Python to TypeScript

librosa.load() defaults to mono audio at 22050 Hz. In the browser, decode the file first, downmix to mono if needed, and resample explicitly if you want to match that behavior.

Before (Python):

python
import librosa

y, sr = librosa.load('audio.mp3', sr=22050)
tempo, beats = librosa.beat.beat_track(y=y, sr=sr)
print(f"BPM: {tempo}")

After (TypeScript):

typescript
import { init, detectBpm, resample } from '@libraz/libsonare';

await init();

// Get audio from AudioContext
// Downmix stereo to mono before analysis if needed.
const samples = audioBuffer.getChannelData(0);

// Optionally resample to 22050
const resampled = resample(samples, audioBuffer.sampleRate, 22050);

const bpm = detectBpm(resampled, 22050);
console.log(`BPM: ${bpm}`);

Python to C++

Audio::from_file() keeps the decoded file sample rate. Resample explicitly if you want to match librosa.load(..., sr=22050).

Before (Python):

python
import librosa

y, sr = librosa.load('audio.mp3')
chroma = librosa.feature.chroma_stft(y=y, sr=sr)

After (C++):

cpp
#include <sonare.h>

auto audio = sonare::Audio::from_file("audio.mp3");
auto chroma = sonare::Chroma::compute(audio);
auto energy = chroma.mean_energy();

Performance Comparison

The short version: core spectral transforms (STFT, Mel, MFCC) are roughly tied with librosa, while iterative algorithms (HPSS, pYIN) and the full analysis pipeline are dramatically faster.

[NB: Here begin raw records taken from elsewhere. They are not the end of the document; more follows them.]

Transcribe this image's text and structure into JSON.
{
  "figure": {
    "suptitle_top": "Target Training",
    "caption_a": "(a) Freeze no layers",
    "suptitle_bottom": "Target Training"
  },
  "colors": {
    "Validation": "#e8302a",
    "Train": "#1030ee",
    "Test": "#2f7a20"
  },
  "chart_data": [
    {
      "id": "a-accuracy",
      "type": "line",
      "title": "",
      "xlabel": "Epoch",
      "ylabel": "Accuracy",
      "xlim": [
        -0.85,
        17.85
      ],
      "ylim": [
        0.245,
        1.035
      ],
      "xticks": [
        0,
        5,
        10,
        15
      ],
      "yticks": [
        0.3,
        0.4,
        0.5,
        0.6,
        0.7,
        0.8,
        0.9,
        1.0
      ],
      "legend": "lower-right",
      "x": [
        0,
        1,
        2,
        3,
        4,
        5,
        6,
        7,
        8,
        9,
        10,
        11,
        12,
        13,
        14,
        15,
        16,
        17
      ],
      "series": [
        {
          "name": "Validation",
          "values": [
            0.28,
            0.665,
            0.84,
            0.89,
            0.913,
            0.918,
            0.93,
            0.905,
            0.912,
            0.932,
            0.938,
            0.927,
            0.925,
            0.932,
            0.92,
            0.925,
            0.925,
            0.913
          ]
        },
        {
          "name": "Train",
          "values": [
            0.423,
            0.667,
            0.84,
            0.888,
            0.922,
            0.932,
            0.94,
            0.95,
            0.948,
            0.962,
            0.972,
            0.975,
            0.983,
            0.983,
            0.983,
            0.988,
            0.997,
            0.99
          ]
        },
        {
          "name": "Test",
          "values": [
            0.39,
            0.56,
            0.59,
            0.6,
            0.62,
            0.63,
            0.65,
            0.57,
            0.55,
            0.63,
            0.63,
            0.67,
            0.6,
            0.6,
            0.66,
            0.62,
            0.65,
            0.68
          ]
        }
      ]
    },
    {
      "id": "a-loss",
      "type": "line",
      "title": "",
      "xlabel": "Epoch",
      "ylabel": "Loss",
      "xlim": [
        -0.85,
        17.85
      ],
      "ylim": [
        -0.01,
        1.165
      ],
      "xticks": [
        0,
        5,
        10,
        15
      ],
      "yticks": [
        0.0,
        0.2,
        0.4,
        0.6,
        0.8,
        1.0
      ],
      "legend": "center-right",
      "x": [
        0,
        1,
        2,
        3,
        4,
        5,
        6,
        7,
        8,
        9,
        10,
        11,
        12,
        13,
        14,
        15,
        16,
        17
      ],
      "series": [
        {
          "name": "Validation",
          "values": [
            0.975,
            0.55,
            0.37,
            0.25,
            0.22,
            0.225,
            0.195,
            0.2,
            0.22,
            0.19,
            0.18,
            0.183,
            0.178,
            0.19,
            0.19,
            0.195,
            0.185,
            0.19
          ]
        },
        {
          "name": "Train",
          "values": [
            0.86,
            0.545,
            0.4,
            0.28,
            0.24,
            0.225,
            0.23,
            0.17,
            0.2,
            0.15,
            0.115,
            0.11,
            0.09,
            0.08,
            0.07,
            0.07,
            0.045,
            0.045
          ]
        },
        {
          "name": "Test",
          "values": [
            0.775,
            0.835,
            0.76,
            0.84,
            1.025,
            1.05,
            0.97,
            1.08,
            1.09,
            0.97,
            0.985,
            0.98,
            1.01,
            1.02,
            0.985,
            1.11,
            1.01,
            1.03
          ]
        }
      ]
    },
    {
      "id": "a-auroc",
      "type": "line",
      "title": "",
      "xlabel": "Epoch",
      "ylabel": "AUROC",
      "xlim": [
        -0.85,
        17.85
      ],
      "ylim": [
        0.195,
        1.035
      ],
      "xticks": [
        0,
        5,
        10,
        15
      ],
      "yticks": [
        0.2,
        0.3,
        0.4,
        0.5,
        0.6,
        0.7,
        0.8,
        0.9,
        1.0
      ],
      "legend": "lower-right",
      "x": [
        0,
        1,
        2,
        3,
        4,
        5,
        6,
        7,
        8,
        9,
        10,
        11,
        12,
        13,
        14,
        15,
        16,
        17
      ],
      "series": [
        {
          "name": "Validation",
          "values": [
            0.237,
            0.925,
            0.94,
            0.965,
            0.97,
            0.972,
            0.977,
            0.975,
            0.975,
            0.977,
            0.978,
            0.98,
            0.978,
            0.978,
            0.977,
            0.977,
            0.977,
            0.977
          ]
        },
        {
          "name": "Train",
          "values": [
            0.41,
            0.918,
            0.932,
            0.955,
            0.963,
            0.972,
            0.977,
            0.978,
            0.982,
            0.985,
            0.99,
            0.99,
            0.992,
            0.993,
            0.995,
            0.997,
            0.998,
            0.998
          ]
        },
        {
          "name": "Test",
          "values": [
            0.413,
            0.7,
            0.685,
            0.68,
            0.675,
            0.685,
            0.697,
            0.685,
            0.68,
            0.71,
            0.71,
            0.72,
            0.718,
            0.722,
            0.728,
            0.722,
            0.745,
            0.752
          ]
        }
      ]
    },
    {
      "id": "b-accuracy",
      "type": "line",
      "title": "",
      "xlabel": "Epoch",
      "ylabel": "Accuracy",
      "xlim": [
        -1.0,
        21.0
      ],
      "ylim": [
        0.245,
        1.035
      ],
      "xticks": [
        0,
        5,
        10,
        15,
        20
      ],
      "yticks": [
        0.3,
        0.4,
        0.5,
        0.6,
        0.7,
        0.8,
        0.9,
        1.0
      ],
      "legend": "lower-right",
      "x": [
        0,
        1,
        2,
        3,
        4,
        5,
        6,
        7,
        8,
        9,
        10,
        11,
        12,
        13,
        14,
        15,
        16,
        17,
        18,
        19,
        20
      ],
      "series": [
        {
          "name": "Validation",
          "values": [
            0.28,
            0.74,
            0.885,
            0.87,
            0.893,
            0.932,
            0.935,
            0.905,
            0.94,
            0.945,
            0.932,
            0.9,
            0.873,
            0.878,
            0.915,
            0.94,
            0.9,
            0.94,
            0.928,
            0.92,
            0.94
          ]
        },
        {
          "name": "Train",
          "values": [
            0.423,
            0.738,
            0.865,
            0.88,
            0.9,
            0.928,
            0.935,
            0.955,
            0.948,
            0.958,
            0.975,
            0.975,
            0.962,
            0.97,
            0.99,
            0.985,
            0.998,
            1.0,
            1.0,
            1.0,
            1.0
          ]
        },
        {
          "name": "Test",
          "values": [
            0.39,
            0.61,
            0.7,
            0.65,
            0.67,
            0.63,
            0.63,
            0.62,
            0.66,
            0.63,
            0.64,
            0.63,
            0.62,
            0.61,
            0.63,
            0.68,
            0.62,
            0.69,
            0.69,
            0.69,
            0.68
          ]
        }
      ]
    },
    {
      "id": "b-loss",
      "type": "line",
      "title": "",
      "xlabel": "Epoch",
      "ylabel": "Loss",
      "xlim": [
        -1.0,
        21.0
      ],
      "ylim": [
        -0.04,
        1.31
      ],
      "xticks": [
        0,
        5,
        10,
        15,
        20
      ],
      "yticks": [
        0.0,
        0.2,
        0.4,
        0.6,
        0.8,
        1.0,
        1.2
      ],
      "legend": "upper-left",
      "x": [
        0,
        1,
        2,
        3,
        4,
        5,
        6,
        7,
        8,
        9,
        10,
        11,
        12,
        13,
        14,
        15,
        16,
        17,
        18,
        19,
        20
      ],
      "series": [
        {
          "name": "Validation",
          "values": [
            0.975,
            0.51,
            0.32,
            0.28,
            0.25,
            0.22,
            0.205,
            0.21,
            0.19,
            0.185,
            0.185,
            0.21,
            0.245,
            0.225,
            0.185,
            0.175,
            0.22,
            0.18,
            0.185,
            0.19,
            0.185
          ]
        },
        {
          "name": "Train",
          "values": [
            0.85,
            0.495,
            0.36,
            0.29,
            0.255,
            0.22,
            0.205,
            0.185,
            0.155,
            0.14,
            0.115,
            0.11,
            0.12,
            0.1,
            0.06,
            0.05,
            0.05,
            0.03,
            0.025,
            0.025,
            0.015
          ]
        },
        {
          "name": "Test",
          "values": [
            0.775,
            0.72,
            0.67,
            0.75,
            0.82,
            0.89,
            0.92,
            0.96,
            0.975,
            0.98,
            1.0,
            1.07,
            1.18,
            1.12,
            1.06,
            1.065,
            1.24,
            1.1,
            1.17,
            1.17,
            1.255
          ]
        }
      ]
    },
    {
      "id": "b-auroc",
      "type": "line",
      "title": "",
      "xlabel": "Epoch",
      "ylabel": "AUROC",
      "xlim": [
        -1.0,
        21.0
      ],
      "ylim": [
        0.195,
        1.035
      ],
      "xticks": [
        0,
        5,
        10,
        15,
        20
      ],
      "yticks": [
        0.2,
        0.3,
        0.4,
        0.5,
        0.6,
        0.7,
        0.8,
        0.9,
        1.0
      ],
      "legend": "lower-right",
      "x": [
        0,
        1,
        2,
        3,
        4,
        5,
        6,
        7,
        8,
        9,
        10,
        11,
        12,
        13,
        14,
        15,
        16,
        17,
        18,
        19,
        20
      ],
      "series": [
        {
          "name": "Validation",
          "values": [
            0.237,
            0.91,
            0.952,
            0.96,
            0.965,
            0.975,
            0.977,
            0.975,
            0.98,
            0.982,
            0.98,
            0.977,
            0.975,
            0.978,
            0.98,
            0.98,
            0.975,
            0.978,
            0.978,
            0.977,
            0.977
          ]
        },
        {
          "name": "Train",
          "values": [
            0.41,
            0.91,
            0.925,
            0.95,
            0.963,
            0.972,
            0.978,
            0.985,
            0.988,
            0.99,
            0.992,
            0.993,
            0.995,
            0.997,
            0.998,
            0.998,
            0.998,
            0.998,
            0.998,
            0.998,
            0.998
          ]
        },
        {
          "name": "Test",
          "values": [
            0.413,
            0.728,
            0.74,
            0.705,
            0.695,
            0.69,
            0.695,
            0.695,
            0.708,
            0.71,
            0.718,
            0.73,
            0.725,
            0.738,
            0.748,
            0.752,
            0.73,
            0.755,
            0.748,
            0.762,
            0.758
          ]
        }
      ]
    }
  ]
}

The per-feature numbers, hardware details, methodology, and reproduction steps live in one place — see Benchmarks — so this page doesn't carry a copy that can drift out of date.

WebAssembly is generally slower than native C++; exact performance depends on the feature, browser, input length, and build settings. See Benchmarks for measured results.